Faye had gone into this work, in part, to get Bruce Kelly’s attention. It was a middle-child move. And now that he was gone, she wondered, what was worth her attention? What did she want to do?

She had the little inheritance from that tough SOB, her dad, and she had a good income here, and a paid-off ranch house in a cute neighborhood. She was going to use some of that inheritance to get a little backyard greenhouse. That could take her seed starting to a whole new level.

That idea was running through her mind when the phone buzzed at nearly midnight as she drove home from work.

“Hey, Faye. You need to get over here.”

“Hey, sis. It’s late. Is everything okay? You’re usually long asleep by this hour.”

“Yeah, I’m okay. It’s okay, but I found something while I was cleaning out Dad’s place. I think you need to come look.”

“Now? Tonight?”

“No, it’s not an emergency or anything. It's not life or death, but it’s odd. Crazy even. And there are pictures I think we need to look at together.”

“Odd like, Precious imprisoned in a secret hole in the basement, odd? Or odd, like dad has a secret collection of vintage dental floss?”
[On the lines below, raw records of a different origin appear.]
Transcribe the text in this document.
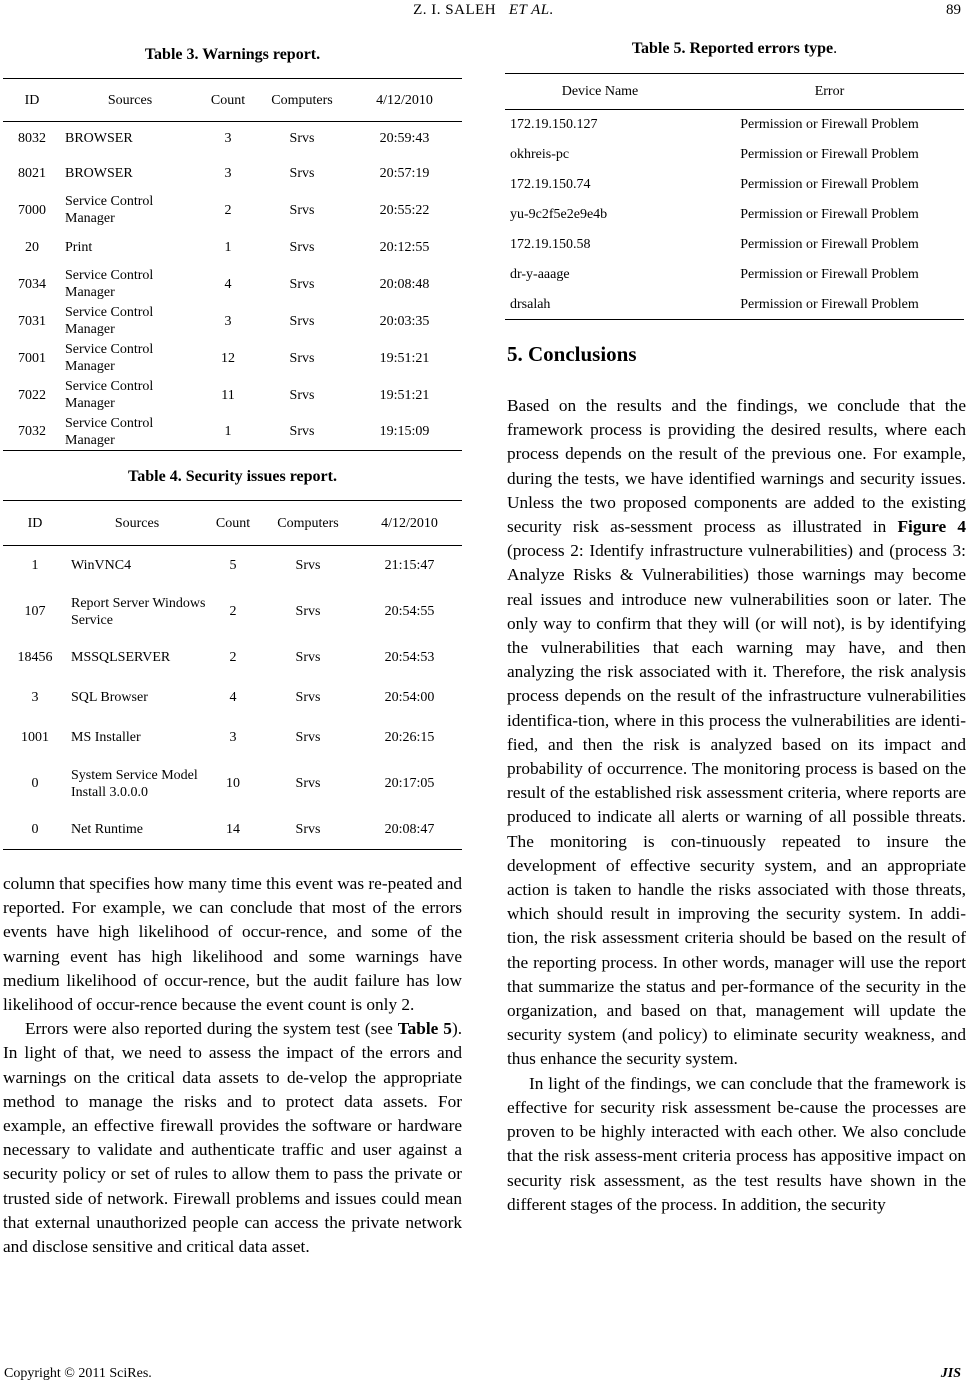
Z. I. SALEH ET AL.	89
Table 3. Warnings report.
ID	Sources	Count	Computers	4/12/2010
8032	BROWSER	3	Srvs	20:59:43
8021	BROWSER	3	Srvs	20:57:19
7000	Service Control Manager	2	Srvs	20:55:22
20	Print	1	Srvs	20:12:55
7034	Service Control Manager	4	Srvs	20:08:48
7031	Service Control Manager	3	Srvs	20:03:35
7001	Service Control Manager	12	Srvs	19:51:21
7022	Service Control Manager	11	Srvs	19:51:21
7032	Service Control Manager	1	Srvs	19:15:09
Table 4. Security issues report.
ID	Sources	Count	Computers	4/12/2010
1	WinVNC4	5	Srvs	21:15:47
107	Report Server Windows Service	2	Srvs	20:54:55
18456	MSSQLSERVER	2	Srvs	20:54:53
3	SQL Browser	4	Srvs	20:54:00
1001	MS Installer	3	Srvs	20:26:15
0	System Service Model Install 3.0.0.0	10	Srvs	20:17:05
0	Net Runtime	14	Srvs	20:08:47
Table 5. Reported errors type.
Device Name	Error
172.19.150.127	Permission or Firewall Problem
okhreis-pc	Permission or Firewall Problem
172.19.150.74	Permission or Firewall Problem
yu-9c2f5e2e9e4b	Permission or Firewall Problem
172.19.150.58	Permission or Firewall Problem
dr-y-aaage	Permission or Firewall Problem
drsalah	Permission or Firewall Problem

column that specifies how many time this event was re-peated and reported. For example, we can conclude that most of the errors events have high likelihood of occur-rence, and some of the warning event has high likelihood and some warnings have medium likelihood of occur-rence, but the audit failure has low likelihood of occur-rence because the event count is only 2.

Errors were also reported during the system test (see Table 5). In light of that, we need to assess the impact of the errors and warnings on the critical data assets to de-velop the appropriate method to manage the risks and to protect data assets. For example, an effective firewall provides the software or hardware necessary to validate and authenticate traffic and user against a security policy or set of rules to allow them to pass the private or trusted side of network. Firewall problems and issues could mean that external unauthorized people can access the private network and disclose sensitive and critical data asset.

5. Conclusions

Based on the results and the findings, we conclude that the framework process is providing the desired results, where each process depends on the result of the previous one. For example, during the tests, we have identified warnings and security issues. Unless the two proposed components are added to the existing security risk as-sessment process as illustrated in Figure 4 (process 2: Identify infrastructure vulnerabilities) and (process 3: Analyze Risks & Vulnerabilities) those warnings may become real issues and introduce new vulnerabilities soon or later. The only way to confirm that they will (or will not), is by identifying the vulnerabilities that each warning may have, and then analyzing the risk associated with it. Therefore, the risk analysis process depends on the result of the infrastructure vulnerabilities identifica-tion, where in this process the vulnerabilities are identi-fied, and then the risk is analyzed based on its impact and probability of occurrence. The monitoring process is based on the result of the established risk assessment criteria, where reports are produced to indicate all alerts or warning of all possible threats. The monitoring is con-tinuously repeated to insure the development of effective security system, and an appropriate action is taken to handle the risks associated with those threats, which should result in improving the security system. In addi-tion, the risk assessment criteria should be based on the result of the reporting process. In other words, manager will use the report that summarize the status and per-formance of the security in the organization, and based on that, management will update the security system (and policy) to eliminate security weakness, and thus enhance the security system.

In light of the findings, we can conclude that the framework is effective for security risk assessment be-cause the processes are proven to be highly interacted with each other. We also conclude that the risk assess-ment criteria process has appositive impact on security risk assessment, as the test results have shown in the different stages of the process. In addition, the security

Copyright © 2011 SciRes.	JIS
“Yeah, no, he’s not a serial killer, and the only thing he collected was coffee cans of nails. Like, why? So many coffee cans of nails. But anyway, yeah, I want to run some paperwork I found by you. And brace yourself for this one: he’s got a box of some of Mom’s stuff he never showed us!”

That last part felt like a bombshell. Ali was underplaying it—but Mom’s stuff!

“Oh wow. No way. Okay, I can do that; how about I bring a couple of bagels from Barry’s for an early lunch? We can eat before I head to work.”

“Perfect.”

They ended the call. Mom’s stuff? They just had that one picture. Faye had so little in her memory to hold onto when it came to their mom.

And this late call didn’t do anything to alleviate Faye’s worries about Ali. Usually, it was the other way around. Ali worried about Faye. Ali worried about Dad. Ali worried about Blair. But right now, Ali was making moves that were so out of character.

Was it Dad’s death that had unmoored the order in Ali’s life? Was it catching Ted in the act?

Ali had worked for years with very little praise and credit from their dad, and she’d replicated that with her husband and her boss. In Faye’s eyes, Ali was the sun, and the people around her all paled in wattage. Ali didn’t see it that way.

But now, her big sister, the responsible bedrock for all the Kelly Sisters, was making very drastic, un-Ali-like moves.

Faye pulled her car into the garage.

She was curious about the paperwork and what Ali found, but she was also tired. The death of their father was long, even though the funeral and services were short.

Maybe that was it. All the Kelly Sisters, from Ali to Blair and Faye in the middle, just needed a reset after a difficult year.

Faye got ready for bed and opened the book on container gardening she was reading.

She wanted to learn how to build a raised bed in her backyard before this spring. She was running out of space and needed to get creative.